Features of keloid scars.

  The success of treatment of any disease largely depends on a correct diagnosis. This rule is no exception in the case of eliminating keloid scars. It is possible to avoid mistakes in treatment tactics only by clearly defining the type of scar; in terms of external manifestations, keloid scars often resemble hypertrophic scars. A significant difference is that the size of hypertrophic scars coincides with the size of the damaged surface, while keloid scars extend beyond the boundaries of the injury and can exceed the size of the traumatic skin damage in area. Common places for keloid scars to occur are the chest area, ears, and less commonly, joints and the face. Keloid scars go through four stages in their development.

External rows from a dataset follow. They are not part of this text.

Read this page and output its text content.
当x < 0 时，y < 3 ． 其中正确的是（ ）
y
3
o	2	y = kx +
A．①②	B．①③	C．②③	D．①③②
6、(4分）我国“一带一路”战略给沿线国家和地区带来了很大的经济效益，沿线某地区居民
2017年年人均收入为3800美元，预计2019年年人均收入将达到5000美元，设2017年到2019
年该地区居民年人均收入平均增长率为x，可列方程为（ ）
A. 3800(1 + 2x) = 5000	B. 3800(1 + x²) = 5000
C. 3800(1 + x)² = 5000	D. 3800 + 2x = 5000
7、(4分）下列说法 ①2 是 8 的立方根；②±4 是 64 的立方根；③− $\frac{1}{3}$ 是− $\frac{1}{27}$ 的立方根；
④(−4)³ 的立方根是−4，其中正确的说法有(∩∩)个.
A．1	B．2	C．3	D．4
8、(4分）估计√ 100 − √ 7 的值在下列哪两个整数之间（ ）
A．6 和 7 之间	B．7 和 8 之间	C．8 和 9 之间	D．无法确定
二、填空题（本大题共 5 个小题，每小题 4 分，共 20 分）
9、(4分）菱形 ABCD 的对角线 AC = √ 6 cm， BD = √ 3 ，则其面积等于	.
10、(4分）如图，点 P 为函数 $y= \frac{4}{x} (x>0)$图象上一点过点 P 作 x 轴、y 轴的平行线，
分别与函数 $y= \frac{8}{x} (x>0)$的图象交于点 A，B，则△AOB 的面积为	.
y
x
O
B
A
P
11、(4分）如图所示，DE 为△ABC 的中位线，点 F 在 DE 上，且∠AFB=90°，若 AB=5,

  Epithelization stage. After injury, the damaged area is covered with a thin epithelial film, which within 7-10 days thickens, becomes rough, becomes pale in color and remains in this form for 2-2.5 weeks.

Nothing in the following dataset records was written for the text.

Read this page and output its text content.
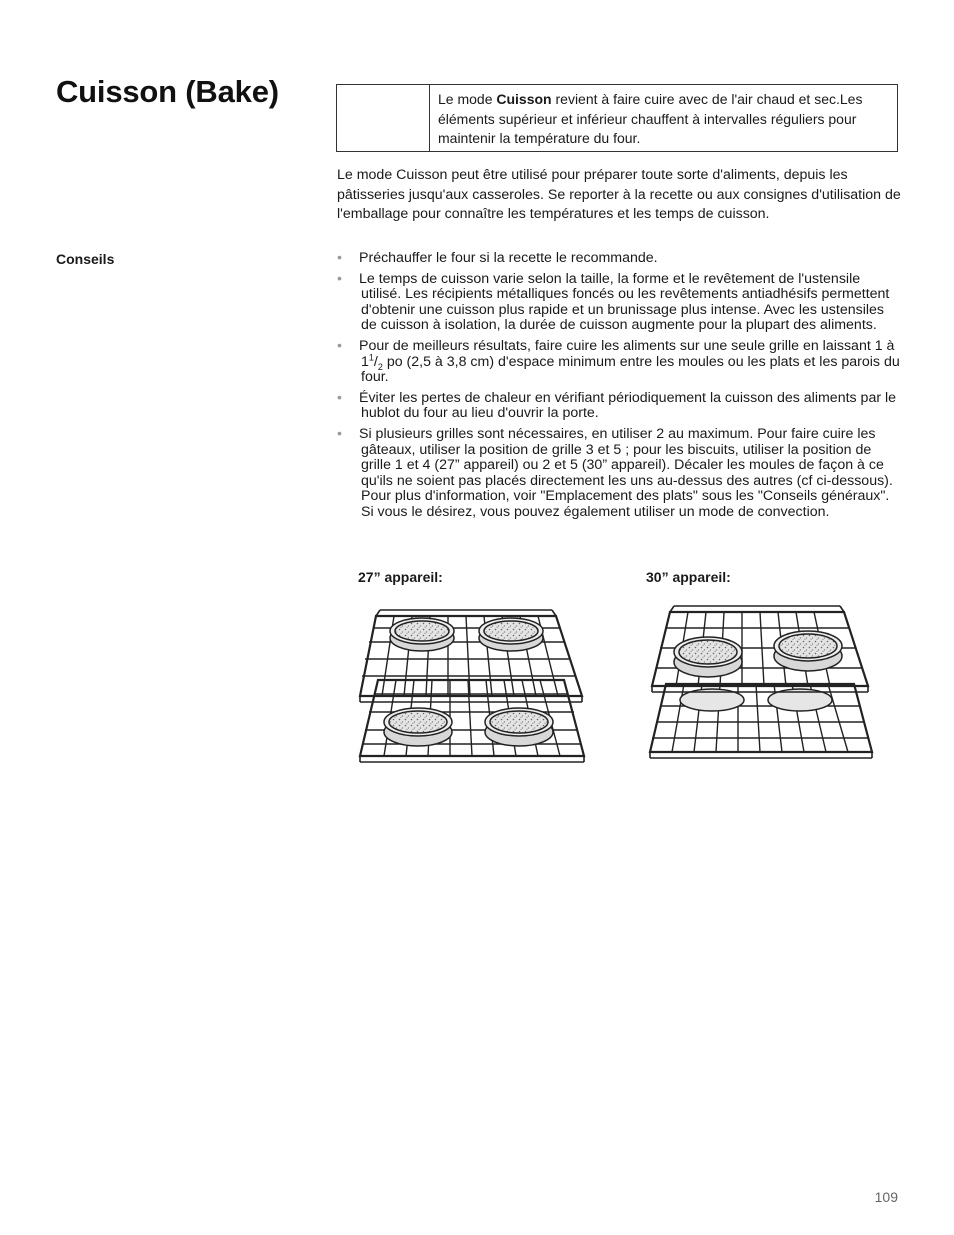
Cuisson (Bake)	Le mode Cuisson revient à faire cuire avec de l'air chaud et sec.Les éléments supérieur et inférieur chauffent à intervalles réguliers pour maintenir la température du four.

Le mode Cuisson peut être utilisé pour préparer toute sorte d'aliments, depuis les pâtisseries jusqu'aux casseroles. Se reporter à la recette ou aux consignes d'utilisation de l'emballage pour connaître les températures et les temps de cuisson.

Conseils	• Préchauffer le four si la recette le recommande.
• Le temps de cuisson varie selon la taille, la forme et le revêtement de l'ustensile utilisé. Les récipients métalliques foncés ou les revêtements antiadhésifs permettent d'obtenir une cuisson plus rapide et un brunissage plus intense. Avec les ustensiles de cuisson à isolation, la durée de cuisson augmente pour la plupart des aliments.
• Pour de meilleurs résultats, faire cuire les aliments sur une seule grille en laissant 1 à $1^1/_2$ po (2,5 à 3,8 cm) d'espace minimum entre les moules ou les plats et les parois du four.
• Éviter les pertes de chaleur en vérifiant périodiquement la cuisson des aliments par le hublot du four au lieu d'ouvrir la porte.
• Si plusieurs grilles sont nécessaires, en utiliser 2 au maximum. Pour faire cuire les gâteaux, utiliser la position de grille 3 et 5 ; pour les biscuits, utiliser la position de grille 1 et 4 (27” appareil) ou 2 et 5 (30” appareil). Décaler les moules de façon à ce qu'ils ne soient pas placés directement les uns au-dessus des autres (cf ci-dessous). Pour plus d'information, voir "Emplacement des plats" sous les "Conseils généraux". Si vous le désirez, vous pouvez également utiliser un mode de convection.
27” appareil:	30” appareil:
109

  Swelling stage. At this stage, the scar enlarges, rises above the adjacent skin, and becomes painful. Over the course of 3-4 weeks, the painful sensations weaken, and the scar acquires a more intense reddish color with a cyanotic tint.
  Compaction stage. The scar thickens, dense plaques appear in some places, and the surface becomes lumpy. The external appearance of the scar is a keloid.
  Softening stage. At this stage, the scar finally acquires a keloid character. It is pale in color, soft, mobile and painless.
  When choosing treatment tactics, they are based on the age of the scars. Keloid scars from 3 months to 5 years of existence (young keloids) are actively growing, are distinguished by a smooth shiny surface, red in color with a cyanotic tint. Scars older than 5 years (old keloids) turn pale and acquire a wrinkled, uneven surface (sometimes the central part of the scar sinks).
  Keloid scars can be caused by surgical interventions, vaccinations, burns, insect or animal bites, or tattoos. Such scars can occur even without traumatic injury. In addition to significant aesthetic discomfort, keloid scars give patients unpleasant sensations of itching and pain. The reason for the development of this particular type of scars, and not hypertrophic ones, has not yet been established by doctors.

A little about scarring.

  Information about scars will be incomplete if we ignore such procedures as scarification or scarification - the artificial application of decorative scars to the skin. For some, this newfangled trend of body art is a way to disguise existing scars, for others it is an attempt to give their appearance masculinity and brutality. Unfortunately, young people's thoughtless passion for such procedures, as well as other artificial damage to the skin (tattoos, piercings) leads to irreversible consequences. Fashion passes, but scars remain forever.